Many families of children with autism are given behavior strategies before anyone talks about the most important piece first: 

Is the child’s nervous system regulated enough to learn, communicate, or cope in that moment? 

At Project Regulation, we believe skill building starts with nervous system support — not behavior correction. 

That’s what Regulation First really means. 

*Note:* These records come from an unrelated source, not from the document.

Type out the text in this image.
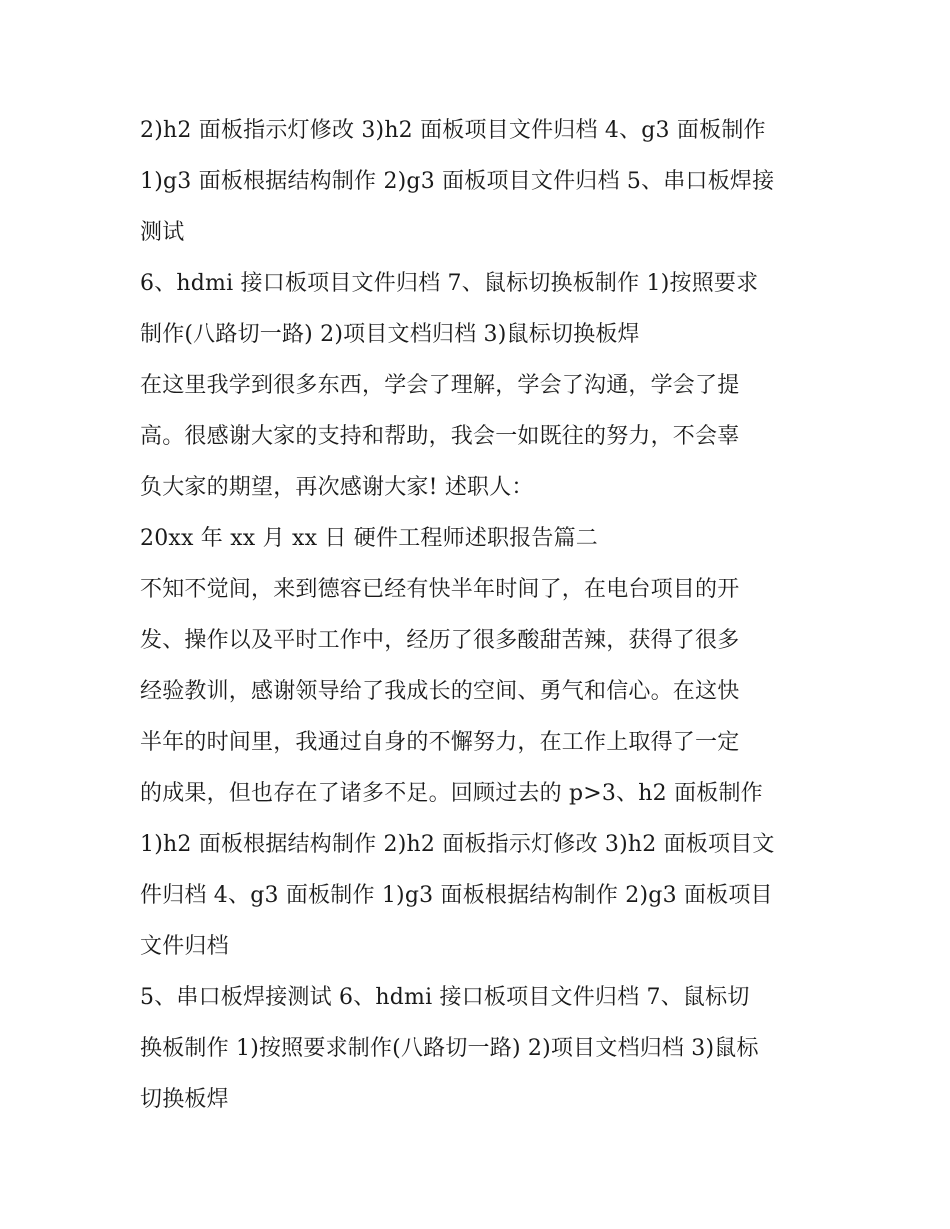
2)h2 面板指示灯修改 3)h2 面板项目文件归档 4、g3 面板制作
1)g3 面板根据结构制作 2)g3 面板项目文件归档 5、串口板焊接
测试
6、hdmi 接口板项目文件归档 7、鼠标切换板制作 1)按照要求
制作(八路切一路) 2)项目文档归档 3)鼠标切换板焊
在这里我学到很多东西，学会了理解，学会了沟通，学会了提
高。很感谢大家的支持和帮助，我会一如既往的努力，不会辜
负大家的期望，再次感谢大家! 述职人：
20xx 年 xx 月 xx 日 硬件工程师述职报告篇二
不知不觉间，来到德容已经有快半年时间了，在电台项目的开
发、操作以及平时工作中，经历了很多酸甜苦辣，获得了很多
经验教训，感谢领导给了我成长的空间、勇气和信心。在这快
半年的时间里，我通过自身的不懈努力，在工作上取得了一定
的成果，但也存在了诸多不足。回顾过去的 p>3、h2 面板制作
1)h2 面板根据结构制作 2)h2 面板指示灯修改 3)h2 面板项目文
件归档 4、g3 面板制作 1)g3 面板根据结构制作 2)g3 面板项目
文件归档
5、串口板焊接测试 6、hdmi 接口板项目文件归档 7、鼠标切
换板制作 1)按照要求制作(八路切一路) 2)项目文档归档 3)鼠标
切换板焊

Why Regulation Has to Come Before Learning 

From a brain and neuroscience standpoint, the brain has one main job before anything else: 

Keep the body safe. 

When a child feels overwhelmed — from noise, demands, transitions, communication stress, or internal discomfort — the brain shifts into survival mode. 

When that happens: 

  • Learning drops. 
  • Language drops. 
  • Impulse control drops. 
  • Problem solving drops. 

This is not defiance. 
This is not bad behavior. 
This is a nervous system doing its job.

What Dysregulation Can Actually Look Like 

Dysregulation is not always obvious. 

For children with autism, it may look like: 

  • ⁠Meltdowns 
  • Shutdowns 
  • ⁠Running or avoiding 
  • ⁠Loud vocalizing 
  • Hitting or throwing 
  • Seeming to “ignore” directions 
  • Sudden fatigue or withdrawal 

These are not personality flaws. They are nervous system signals. 

Regulation First Support 

Focuses on helping the body feel safe and organized first. 

You might hear: 

“I see your body is overwhelmed.” 
“You’re safe. I’m here.” 
“Let’s help your body calm down first.” 

Once regulated, children are much more able to: 

  • Learn 
  • Communicate 
  • Follow directions 
  • Practice new skills 

What Regulation First Looks Like in Real Life

At Home 

  • Predictable routines 
  • Recovery time after school 
  • Movement and sensory outlets 
  • Parent co-regulation 

At School 

  • Sensory supports 
  • Processing time 
  • Movement access 
  • Predictable transitions 
  • Regulation spaces 

In the Community 

  • Sensory aware environments 
  • Clear expectations 
  • Flexible pacing when possible 

The Truth Many Families Aren’t Told 

You cannot discipline a nervous system into regulation. 
You cannot reward overwhelm out of a brain. 
You cannot teach skills when the brain is in survival mode. 

But you can build regulation capacity over time. 

Regulation First Is NOT “No Boundaries” 

Regulation First is not permissive parenting. 
It is not ignoring unsafe behavior. 
It is not lowering expectations. 

It is building the neurological foundation that makes expectations possible.